内容的には、それが一方では、改正案第二条にあるように、道徳・態度主義的性格の極めて強い教育を志向するものでありながら、他方では、改正案第五条に示されるように、義務教育に関して国が負う責任を曖昧化・放棄し、もって教育を一層自己責任化する志向性も有していること、それでいて改正案第十六条二項にあるように、あたかも全国一斉学力テストの実施権を国に担保するかのような国家統制的要素も内包している。規制緩和と統制、ナショナリズムと新自由主義とを雑に合体させた、危険であると同時に一貫性のない教育像が示されている。さらに、そうした教育を推進する体制として、改正案十六条では、現教育基本法第十条の「教育は、不当な支配に服することなく、国民全体に対し直接に責任を負って行われるべきものである」との条文が、「教育は、不当な支配に服することなく、この法律及び他の法律の定めるところにより行われるべきものであり」と変更されている。子ども・保護者・住民への直接責任性によって成り立つ教育から、法に拠らなければ制限されないが、法に拠ればどのようにでも制限できるという“法の留保”による教育への極めて根本的な改変がめざされている。また、改正案第十七条、教育振興基本計画の規定により、国会の議すら経ずに、政府の一存で教育計画を策定・実施できる体制が組み込まれており、「不当な支配に服することなく」の語に反して、教育が時の政府の政治的思惑に大きく支配される体制がつくり出される危険性が濃厚にある。
そもそも教育基本法は、広く知られているように、戦前の教育に対する深い反省に立ち、日本国憲法と密接な関連をもって、戦後教育の根本を定めた法律である。これの改正にあたっては、憲法に準ずる注意深い扱いがなされるべきである。しかるに、その改正動向は、提案されている改正案の内容においても、審議経過の手続きにおいても、法のもつ重みに比してあまりに不適切・不十分であり、教育という営みの人と社会にとっての価値をまっとうに認める立場からは、到底容認できないものである。
さらに、このような教育における国家主義的統制の強化および新自由主義的な競争原理の徹底は、学問の自由および大学自治、ひいては科学・技術の総合的でつり合いのとれた発展を大きく阻害することが予想され、その点からも、改定案の内容と政府与党の審議のすすめ方を断固として拒否するものである。
国民世論の動向と国会審議をこれほどまでに軽視し、数の論理で本法案を今国会で暴力的に成立させようとする政府・与党の性急な立場は、安倍首相が5年以内の憲法改正を明言しているように、彼らが今回の教育基本法の改正をその露払いとして位置けていることを如実に示しており、その点からも強い危惧の念を表明せざるをえない。

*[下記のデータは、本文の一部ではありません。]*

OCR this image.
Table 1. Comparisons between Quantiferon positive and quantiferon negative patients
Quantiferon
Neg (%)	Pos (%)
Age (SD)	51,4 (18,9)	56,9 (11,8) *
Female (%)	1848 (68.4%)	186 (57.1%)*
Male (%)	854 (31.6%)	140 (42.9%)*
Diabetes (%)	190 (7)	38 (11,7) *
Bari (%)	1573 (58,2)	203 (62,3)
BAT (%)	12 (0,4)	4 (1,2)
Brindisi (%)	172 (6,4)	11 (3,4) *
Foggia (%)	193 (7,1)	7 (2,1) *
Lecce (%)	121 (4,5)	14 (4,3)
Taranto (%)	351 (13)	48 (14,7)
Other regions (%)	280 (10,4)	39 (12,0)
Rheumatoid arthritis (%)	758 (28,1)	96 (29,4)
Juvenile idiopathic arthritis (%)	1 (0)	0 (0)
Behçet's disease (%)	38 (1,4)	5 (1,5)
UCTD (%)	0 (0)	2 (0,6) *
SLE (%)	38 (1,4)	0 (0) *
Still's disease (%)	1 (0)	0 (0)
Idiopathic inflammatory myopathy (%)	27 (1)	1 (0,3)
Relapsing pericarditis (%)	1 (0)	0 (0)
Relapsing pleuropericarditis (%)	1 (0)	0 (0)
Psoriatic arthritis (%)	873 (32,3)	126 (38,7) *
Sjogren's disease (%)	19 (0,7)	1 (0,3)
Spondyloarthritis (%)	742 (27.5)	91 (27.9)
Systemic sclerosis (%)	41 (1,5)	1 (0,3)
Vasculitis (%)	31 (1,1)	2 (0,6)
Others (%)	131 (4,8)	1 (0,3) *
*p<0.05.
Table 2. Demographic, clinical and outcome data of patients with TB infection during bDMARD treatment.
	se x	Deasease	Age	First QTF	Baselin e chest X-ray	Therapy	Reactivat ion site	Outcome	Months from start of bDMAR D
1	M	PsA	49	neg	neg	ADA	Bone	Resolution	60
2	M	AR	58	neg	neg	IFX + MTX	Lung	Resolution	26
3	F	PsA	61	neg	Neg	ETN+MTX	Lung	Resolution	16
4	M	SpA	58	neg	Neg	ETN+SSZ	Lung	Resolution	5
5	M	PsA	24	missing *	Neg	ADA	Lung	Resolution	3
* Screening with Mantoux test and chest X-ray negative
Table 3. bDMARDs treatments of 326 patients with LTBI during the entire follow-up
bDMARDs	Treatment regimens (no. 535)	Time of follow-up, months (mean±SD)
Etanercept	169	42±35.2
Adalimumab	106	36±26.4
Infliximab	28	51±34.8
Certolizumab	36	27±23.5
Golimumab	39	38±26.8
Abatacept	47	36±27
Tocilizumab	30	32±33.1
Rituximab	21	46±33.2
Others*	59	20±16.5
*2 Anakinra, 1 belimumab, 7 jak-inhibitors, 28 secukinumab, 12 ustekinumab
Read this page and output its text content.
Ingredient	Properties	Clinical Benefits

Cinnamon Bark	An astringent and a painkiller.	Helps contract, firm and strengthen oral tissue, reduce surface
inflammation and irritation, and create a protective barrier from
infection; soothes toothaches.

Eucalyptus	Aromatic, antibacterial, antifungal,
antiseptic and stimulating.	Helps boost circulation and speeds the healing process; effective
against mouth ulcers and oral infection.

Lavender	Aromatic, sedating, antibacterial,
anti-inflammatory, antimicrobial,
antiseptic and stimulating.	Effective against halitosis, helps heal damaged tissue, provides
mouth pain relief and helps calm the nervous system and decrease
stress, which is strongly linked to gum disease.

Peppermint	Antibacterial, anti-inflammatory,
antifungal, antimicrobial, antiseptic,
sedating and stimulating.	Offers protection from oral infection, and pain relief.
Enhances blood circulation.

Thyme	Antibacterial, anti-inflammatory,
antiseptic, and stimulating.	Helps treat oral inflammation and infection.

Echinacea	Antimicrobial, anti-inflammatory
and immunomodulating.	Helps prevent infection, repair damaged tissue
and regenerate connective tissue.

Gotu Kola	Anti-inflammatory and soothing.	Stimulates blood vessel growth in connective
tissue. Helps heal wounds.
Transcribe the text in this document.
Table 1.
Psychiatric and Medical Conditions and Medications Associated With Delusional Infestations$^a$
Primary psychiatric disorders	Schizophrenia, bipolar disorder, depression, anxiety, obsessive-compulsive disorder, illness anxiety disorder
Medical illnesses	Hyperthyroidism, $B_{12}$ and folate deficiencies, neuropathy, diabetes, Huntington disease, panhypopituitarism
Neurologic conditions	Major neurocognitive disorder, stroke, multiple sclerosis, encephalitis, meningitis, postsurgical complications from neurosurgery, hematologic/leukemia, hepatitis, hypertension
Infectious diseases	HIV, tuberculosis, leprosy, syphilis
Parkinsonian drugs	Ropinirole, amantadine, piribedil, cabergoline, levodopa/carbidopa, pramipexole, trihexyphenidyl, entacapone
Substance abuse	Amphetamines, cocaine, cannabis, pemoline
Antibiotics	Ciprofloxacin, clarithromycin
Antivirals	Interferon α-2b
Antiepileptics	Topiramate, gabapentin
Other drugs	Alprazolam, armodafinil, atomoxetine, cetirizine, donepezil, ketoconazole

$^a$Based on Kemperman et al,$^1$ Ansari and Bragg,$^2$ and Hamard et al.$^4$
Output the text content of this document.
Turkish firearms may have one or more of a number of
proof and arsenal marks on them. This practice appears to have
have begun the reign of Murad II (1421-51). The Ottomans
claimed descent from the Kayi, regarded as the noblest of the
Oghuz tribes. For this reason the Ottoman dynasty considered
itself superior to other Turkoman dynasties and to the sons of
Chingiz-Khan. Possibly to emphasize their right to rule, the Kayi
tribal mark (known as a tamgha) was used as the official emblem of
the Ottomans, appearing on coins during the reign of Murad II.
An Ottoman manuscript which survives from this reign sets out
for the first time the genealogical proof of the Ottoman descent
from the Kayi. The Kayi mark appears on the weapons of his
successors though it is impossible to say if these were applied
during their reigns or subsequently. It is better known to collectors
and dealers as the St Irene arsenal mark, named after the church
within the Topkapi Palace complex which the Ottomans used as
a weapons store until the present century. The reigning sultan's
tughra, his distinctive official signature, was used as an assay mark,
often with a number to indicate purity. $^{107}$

日本社会の未来およびその土台ともなる教育に重大な関心をもつ私たちは、教育が日本国憲法に則り、人格の完成と平和的国家および社会の形成者を期しておこなわれ、そのためには教育が権力の不当な支配に屈することなく、国民全体に対し直接に責任を負っておこなわれことを強く自覚し望んでいる。教育基本法の国会審議が広く国民の意見、とくに現場の教育者のこれまでの実践と教訓が反映されて、誠実におこなわれることを心から望むものである。